Friday, August 21, 2009

Shrinking Cities: What can we learn from Detroit?

The post below is written by Peter Zeiler who serves as the Transit Station Area Development Coordinator in the Neighborhood & Business Services for the City of Charlotte. He can be reached at

Back up in Detroit I spent a lot of time and energy focused around the Shrinking Cities project and discussing the issue with local and global policy makers.

One of the key points missed in planning for a shrinking city is property ownership & control and the costs to actually a policy of shrinking. Disinvestment is not linear or block by block. A city managing decline must rationalize the chaotic decay in order to effect any meaningful change other than the natural entropy – which as we have seen is not a viable model.

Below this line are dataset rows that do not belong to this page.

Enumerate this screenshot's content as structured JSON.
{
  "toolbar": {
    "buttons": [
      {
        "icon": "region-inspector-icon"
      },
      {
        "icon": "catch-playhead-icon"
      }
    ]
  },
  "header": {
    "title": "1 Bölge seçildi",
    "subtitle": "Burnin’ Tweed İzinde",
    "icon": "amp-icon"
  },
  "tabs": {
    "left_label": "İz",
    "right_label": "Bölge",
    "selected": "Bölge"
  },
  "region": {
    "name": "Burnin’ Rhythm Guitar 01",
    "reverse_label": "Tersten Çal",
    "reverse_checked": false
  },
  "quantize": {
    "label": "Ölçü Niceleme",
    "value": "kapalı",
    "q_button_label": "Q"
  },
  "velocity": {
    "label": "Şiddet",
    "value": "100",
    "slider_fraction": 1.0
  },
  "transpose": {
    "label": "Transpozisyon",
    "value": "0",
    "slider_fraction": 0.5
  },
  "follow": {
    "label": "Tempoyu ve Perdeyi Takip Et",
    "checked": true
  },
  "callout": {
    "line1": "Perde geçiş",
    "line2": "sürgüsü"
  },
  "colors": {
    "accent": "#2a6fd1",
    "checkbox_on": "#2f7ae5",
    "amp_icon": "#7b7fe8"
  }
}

The costs to return large tracts of patchwork land in neighborhoods back to natural or agricultural (or even industrial) uses is staggering.

As an example, a project I worked on in Detroit over a seven year period was to basically apply the coup de grace to a dead neighborhood. Out of 1,600 homes in 1940 in the target neighborhood, only about 400 were still standing. 100 of those were vacant, the other 300 were about half owner occupied, 85% were sub-code and the households were largely impoverished. Nearly 700 of the vacant parcels were already owned by the City through tax foreclosure.

The neighborhood was surrounded by industrial uses in a classic pre-zoning land use pattern. The goal was to remove the vestiges of the trapped neighborhood, move the residents to other neighborhoods that had a chance to survive to help stabilize them and then backfill the site. The site would become an industrial / office park with excellent freeway access and tax free status for 15 years through a program known as Renaissance Zones (businesses would be exempt from all non-bonded property tax, utility taxes and all local and state business taxes- and we would sell them the newly cleared land with significant writedowns).

Shorty story – it failed. Miserably.

The cost to relocate households averaged about $150,000 - $200,000 per household despite the fact that their homes were valued generally at less than $30,000. Following state and federal guidelines for eminent domain added significant (and wholly justifiable and ethically correct) expenditures. Then came the task of tracking down and condemning vacant 40’ x 90’ residential lots – at an average expense of $35,000 per parcel.

Once the majority of the site was acquired the physical work needed to be engaged. Because we were demolishing a significant number of structures, the entire site needed to undergo a full EPA analysis – meaning house by house investigation for contaminants which would be part of an overall environmental program. No just bulldozing the home, you had to check each and every one and – for example - mitigate ACMs like linoleum mastics by hand. $3,000 per unit demos skyrocketed to upwards of $60,000 per in some cases. There were significant costs to relocate water, sewer, gas and electrical infrastructure that ran through the site and connected to other neighborhoods. Infrastructure is a network, not a system of nodes that can be switched off arbitrarily and thus creates reengineering and rerouting challenges. Then the vacant land and abandoned streets had to be remediated (lead, arsenic etc in soils, PCB plumes from neighboring uses) and grubbed.

In short nearly $120 million was used to create a 50 acre industrial park - without roads. Recall the Empowerment Zone program of the Clinton era that was to spark urban redevelopment was criticized as squandering tax payer dollars by granting $100 million to each of six cities. The entirety of the Detroit Title IX money could have been consumed and still not been enough for the 50 acres of the site.

The result of all this is a 200,000 square foot JIT (just in time) warehouse facility that employs 60. Even with generous land write-downs and nearly full tax exemption for 15 years, the site did not attract users. There are simply no jobs left in southeast Detroit and no reason to move jobs there. Now if that is the cost for 50 acres, the math for even 10% of the 138 square miles of Detroit would be staggering.

This isn’t to say that the goal is not worthy or that it can’t be done. Flint, MI and Youngstown, OH have moved towards managing decay but they are timid steps still. The concept is viable and no longer groundbreaking in a policy context. The next step that needs to be taken to advance the policy of managed decline is a true accounting of its costs and a national program to address it.

I have a hunch that when people see the cost of managed decline and its non-existent ROI, the costs of regeneration will seem like chicken feed in comparison. If we are gun-shy to spend $100 million in ten years in Detroit for regeneration, how gun-shy will we be for the billions to create forests?

The time has come to move beyond the idea. If urbanists and environmentalists want to move the managed decline argument forward, it’s time to start hanging a price tag on it. It may be that the most compelling argument for sprawl containment and smart growth is the exponentially higher cost of returning developed land back to nature for which we are now beginning to have an understanding of the full and quantifiable costs.

Food for thought.


  1. I am following the shriking cities debates from the istance here in Spain, as I find this issue quite central to establish the roots for the change of social and economic model everyboy talks about. Just for you interest, I selected some references you may find of interest:

  2. Peter is correct on every point ... until he reaches his last paragraph. If not a combination of large scale return to nature, very low maintenance open space and some experimental quasi-agricultural land use, what?